As molecular dynamics
simulations increase in complexity, new analysis
tools are necessary to facilitate interpreting the results. Lipids,
for instance, are known to form many complicated morphologies, because
of their amphipathic nature, becoming more intricate as the particle
count increases. A few lipids might form a micelle, where aggregation
of tens of thousands could lead to vesicle formation. Millions of
lipids comprise a cell and its organelle membranes, and are involved
in processes such as neurotransmission and transfection. To study
such phenomena, it is useful to have analysis tools that understand
what is meant by emerging entities such as micelles and vesicles.
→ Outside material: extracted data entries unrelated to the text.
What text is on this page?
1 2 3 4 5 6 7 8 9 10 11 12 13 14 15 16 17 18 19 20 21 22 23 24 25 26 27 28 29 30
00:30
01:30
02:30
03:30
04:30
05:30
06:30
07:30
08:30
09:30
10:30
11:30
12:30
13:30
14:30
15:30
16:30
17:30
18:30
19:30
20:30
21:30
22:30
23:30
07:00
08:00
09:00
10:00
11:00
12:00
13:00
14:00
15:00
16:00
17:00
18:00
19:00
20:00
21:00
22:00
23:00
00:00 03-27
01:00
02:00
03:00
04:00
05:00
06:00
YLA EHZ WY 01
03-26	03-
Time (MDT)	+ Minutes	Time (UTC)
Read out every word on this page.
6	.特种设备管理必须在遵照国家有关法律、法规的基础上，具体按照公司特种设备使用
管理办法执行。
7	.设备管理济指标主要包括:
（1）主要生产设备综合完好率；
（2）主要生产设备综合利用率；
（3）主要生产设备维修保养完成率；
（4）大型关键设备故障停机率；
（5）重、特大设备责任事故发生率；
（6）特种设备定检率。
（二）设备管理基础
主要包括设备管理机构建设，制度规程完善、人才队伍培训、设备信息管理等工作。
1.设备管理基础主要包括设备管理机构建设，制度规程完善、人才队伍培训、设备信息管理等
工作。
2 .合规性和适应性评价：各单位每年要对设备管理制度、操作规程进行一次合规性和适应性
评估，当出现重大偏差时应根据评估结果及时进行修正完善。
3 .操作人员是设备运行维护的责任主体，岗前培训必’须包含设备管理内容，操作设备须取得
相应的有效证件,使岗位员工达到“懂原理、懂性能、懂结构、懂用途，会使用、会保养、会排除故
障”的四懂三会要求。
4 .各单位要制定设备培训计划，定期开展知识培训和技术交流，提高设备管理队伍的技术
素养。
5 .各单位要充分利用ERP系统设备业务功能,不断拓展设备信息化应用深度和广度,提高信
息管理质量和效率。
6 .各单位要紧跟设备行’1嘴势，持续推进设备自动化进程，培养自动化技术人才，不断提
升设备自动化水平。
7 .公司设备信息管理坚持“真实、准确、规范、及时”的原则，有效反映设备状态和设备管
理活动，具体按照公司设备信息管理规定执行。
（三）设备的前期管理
Studying such systems at the particle level only becomes extremely
tedious, counterintuitive, and computationally expensive. To address
this issue, we developed a method to track all the individual lipid
leaflets, allowing for easy and quick detection of topological changes
at the mesoscale. By using a voxel-based approach and focusing on
locality, we forego costly geometrical operations without losing important
details and chronologically identify the lipid segments using the
Jaccard index. Thus, we achieve a consistent sequential segmentation
on a wide variety of (lipid) systems, including monolayers, bilayers,
vesicles, inverted hexagonal phases, up to the membranes of a full
mitochondrion. It also discriminates between adhesion and fusion of
leaflets. We show that our method produces consistent results without
the need for prefitting parameters, and segmentation of millions of
particles can be achieved on a desktop machine.